2. Build a DP-SGD trainer and plot the privacy-utility curve. Add gradient clipping and calibrated Gaussian noise to an SGD trainer, track the spent privacy budget $\varepsilon$ with a standard accountant, and sweep the noise multiplier to plot test accuracy against $\varepsilon$. Identify the knee of the curve where a small additional privacy guarantee starts costing large accuracy, and discuss what that knee implies for a federated deployment.
3. Build a fleet drift-and-fairness detector. Instrument a simulated serving fleet whose shards see non-IID traffic, have each shard emit per-group prediction counters, and roll them up with a collective into a continuously updated demographic-parity and equal-opportunity gap. Add a distribution-drift signal so the monitor flags both when the fleet becomes unfair and when its input distribution shifts out from under the model.
4. Estimate and minimize training carbon. Wrap a real training run with codecarbon to measure its emissions, then build a small carbon-aware scheduler that, given hourly grid-intensity forecasts for several regions, places a soft-deadline job to minimize total carbon subject to a deadline. Report the emissions saved against a carbon-blind baseline, the production form of Output 35.8.1's region shift.

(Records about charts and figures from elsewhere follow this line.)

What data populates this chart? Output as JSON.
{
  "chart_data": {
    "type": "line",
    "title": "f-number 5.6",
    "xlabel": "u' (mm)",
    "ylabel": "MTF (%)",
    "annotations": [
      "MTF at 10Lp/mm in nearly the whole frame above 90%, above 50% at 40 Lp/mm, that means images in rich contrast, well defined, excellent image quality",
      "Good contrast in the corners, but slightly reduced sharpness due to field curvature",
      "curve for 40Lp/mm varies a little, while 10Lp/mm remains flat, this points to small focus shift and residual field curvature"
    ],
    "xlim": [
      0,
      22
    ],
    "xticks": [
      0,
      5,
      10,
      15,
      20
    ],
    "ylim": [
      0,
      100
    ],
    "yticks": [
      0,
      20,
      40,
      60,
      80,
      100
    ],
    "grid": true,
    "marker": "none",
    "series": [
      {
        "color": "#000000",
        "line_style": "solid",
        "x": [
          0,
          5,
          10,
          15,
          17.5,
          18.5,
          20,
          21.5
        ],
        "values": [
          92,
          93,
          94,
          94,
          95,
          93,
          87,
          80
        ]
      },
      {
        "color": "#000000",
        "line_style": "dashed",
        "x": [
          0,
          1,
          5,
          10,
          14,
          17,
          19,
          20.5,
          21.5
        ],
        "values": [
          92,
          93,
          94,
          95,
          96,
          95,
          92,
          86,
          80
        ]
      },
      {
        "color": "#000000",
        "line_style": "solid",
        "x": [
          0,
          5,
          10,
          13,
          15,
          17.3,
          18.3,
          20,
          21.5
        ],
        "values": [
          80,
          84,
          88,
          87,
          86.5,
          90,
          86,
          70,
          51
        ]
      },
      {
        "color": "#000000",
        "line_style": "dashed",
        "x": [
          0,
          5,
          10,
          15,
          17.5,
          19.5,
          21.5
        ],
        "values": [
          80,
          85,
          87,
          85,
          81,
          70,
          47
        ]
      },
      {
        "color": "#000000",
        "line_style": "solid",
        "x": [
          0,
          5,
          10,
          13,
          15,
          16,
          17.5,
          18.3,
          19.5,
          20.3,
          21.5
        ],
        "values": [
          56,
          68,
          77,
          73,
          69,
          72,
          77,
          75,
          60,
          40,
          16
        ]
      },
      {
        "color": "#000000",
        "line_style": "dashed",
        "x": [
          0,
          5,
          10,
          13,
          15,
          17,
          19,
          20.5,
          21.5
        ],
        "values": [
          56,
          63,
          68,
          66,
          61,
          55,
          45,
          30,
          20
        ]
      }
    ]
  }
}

Using the three shards in Code 35.8.1 Part C, compute the demographic-parity gap separately on each shard, then compare the three local gaps to the fleet-wide gap of $0.31$. Explain how a fleet can look acceptably fair on every individual shard yet fail a fairness bound globally, and why the reverse can also happen. State the general principle this implies for where fairness metrics must be computed in a distributed serving system, and connect it to the all-reduce-of-counts structure of the metrics in Chapter 5.
Extend Code 35.8.1 Part A into a function schedule(job_hours, deadline_hours, region_intensities) where region_intensities gives, for each region, an array of hourly grid carbon intensities over the next deadline_hours. Have the function choose the region and start hour that minimize total emissions for the run while finishing before the deadline, and return the emissions saved against running immediately in the dirtiest region. Test it with at least three regions whose clean hours fall at different times, and confirm the chooser exploits both the spatial and the temporal spread the way Section 33.8 exploits price and preemption.
Using the figures in Output 35.8.1, compute how many days of population-scale inference at $620$ gCO$_2$/kWh it takes to emit as much carbon as the single coal-grid training run of $107.5$ tonnes. Then redo the comparison assuming the inference fleet runs on a $45$ gCO$_2$/kWh grid. Argue from the two results which responsibility, the one-time training cost or the recurring inference cost, dominates a model's lifetime carbon, and what that conclusion implies for where an operator should spend its first efficiency and carbon-aware-scheduling effort.